Après la décision du Conseil de Prud’hommes de Nancy, le juge départiteur de Marmande (47) a accordé des arriérés de salaire à trois soignant(e)s suspendus. Une décision qui devrait faire jurisprudence.
Près de deux ans après avoir été suspendus pour avoir refusé de se faire vacciner contre la Covid-19, plusieurs milliers de soignant (e)s, salariés des hôpitaux, cliniques et maisons de retraite, ainsi que les soignants libéraux, aides à domicile, pompiers et ambulanciers ont été enfin réintégrés conformément au décret publié le 14 mai par le Journal Officiel. Ils ont vécu 18 mois de galère, furent privés de salaire et de toute indemnité, jetés à la rue comme des malfrats : ces réfractaires à la piqûre réclament aujourd’hui justice et le paiement de leurs arriérés de salaire.
Atteinte au secret médical
À Nancy, le 3 mai 2023, le Conseil de Prud’hommes a ordonné la réintégration d’une lingère d’un EHPAD avec rappel intégral des salaires depuis le 27 septembre 2021. Les conseillers prud’homaux ont estimé que le fait de demander à un agent s’il était vacciné portait atteinte au secret médical…
À Marmande, dans le Lot-et-Garonne, c’est le juge départiteur, magistrat professionnel du Conseil de Prud’hommes, qui a rendu trois décisions identiques, le 19 mai 2023 (voir notre document ci-dessous).
Me Florence Bessy, avocate à la cour de Chambéry (73) et conseil des soignant(e)s explique que le juge a considéré que la loi du 5 août 2021 ne relevait pas de l’état d’urgence et donc devait respecter à la fois le droit positif existant qui n’avait pas disparu et les normes supérieures, à savoir les traités internationaux et les dispositions européennes.
En France, il existe un principe de hiérarchie des normes qui veut que chaque norme respecte la norme qui lui est supérieure. Toute loi nouvelle doit donc respecter la constitution, mais également le droit européen et international.
Le vaccin n’empêche pas la transmission
En l’occurrence, le juge a rappelé que le principe d’une vaccination obligatoire a été considéré par la CEDH à plusieurs reprises déjà comme étant une ingérence dans le droit à une vie privée et une vie familiale normale (art.8 de la Convention).
Pour que cette ingérence soit tolérée, le Juge doit vérifier si elle est proportionnée.
En l’espèce, il a rappelé qu’il est acquis que le vaccin n’empêche pas la transmission, qu’il y a une discrimination entre les soignants vaccinés et les soignants non vaccinés, et ce, d’autant plus que des soignants vaccinés testés positifs pouvaient travailler tandis qu’on interdisait à des soignants non vaccinés testés négatifs d’exercer.

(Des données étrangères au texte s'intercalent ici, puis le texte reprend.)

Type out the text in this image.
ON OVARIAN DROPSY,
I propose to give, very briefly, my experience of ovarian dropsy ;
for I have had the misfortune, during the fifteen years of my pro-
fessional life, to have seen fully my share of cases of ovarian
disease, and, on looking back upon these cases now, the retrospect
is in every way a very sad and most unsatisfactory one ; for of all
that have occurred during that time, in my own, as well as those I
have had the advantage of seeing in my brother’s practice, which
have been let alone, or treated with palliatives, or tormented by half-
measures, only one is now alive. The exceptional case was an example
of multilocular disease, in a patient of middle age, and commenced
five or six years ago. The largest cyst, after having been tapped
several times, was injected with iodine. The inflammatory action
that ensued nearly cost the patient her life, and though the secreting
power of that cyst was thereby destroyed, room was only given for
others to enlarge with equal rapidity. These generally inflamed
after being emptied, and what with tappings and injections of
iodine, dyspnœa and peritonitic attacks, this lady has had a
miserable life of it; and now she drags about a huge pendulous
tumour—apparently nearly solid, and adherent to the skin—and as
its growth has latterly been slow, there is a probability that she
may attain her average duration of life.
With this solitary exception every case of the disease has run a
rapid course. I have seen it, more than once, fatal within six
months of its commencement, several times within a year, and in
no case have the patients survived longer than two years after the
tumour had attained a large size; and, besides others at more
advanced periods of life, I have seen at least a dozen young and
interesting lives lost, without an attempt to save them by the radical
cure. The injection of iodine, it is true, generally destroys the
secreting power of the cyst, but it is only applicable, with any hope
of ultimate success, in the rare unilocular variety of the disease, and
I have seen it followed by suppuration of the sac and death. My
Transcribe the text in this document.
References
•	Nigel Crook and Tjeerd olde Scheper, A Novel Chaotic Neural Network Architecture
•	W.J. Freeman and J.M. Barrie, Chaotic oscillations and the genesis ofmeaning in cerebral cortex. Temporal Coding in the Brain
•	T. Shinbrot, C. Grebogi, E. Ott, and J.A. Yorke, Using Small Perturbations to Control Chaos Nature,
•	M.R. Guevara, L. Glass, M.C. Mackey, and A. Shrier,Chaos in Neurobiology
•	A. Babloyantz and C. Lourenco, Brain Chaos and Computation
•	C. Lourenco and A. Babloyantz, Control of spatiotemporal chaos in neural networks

Il a considéré que l’obligation vaccinale était une mesure disproportionnée et inadaptée et qui privait les soignants d’un consentement éclairé.
Il a donc écarté l’application de la loi du 5 août 2021 pour les trois soignants, a annulé la décision de suspension, ordonné la réintégration des soignantes et condamné l’employeur à verser les salaires rétroactivement au jour de la suspension.
« Il s’agit d’une excellente décision, très bien motivée juridiquement qui, je l’espère, fera jurisprudence, souligne Me Florence Bessy. Plusieurs conseillers prud’homaux m’ont contactée à ce jour pour en avoir une copie et s’en inspirer pour les décisions qu’ils auront à rendre dans les semaines et mois à venir. C’est un nouveau pas positif en faveur des soignants non vaccinés. J’encourage tous les suspendus à agir en justice pour faire reconnaître leurs droits, ce qui s’est passé depuis deux ans est inadmissible dans une société démocratique. »
* Le juge départiteur est un magistrat professionnel qui intervient uniquement lorsque les conseillers prud’hommes (salariés ou employeur élus au sein de leur entreprise) n’ont pu se départager.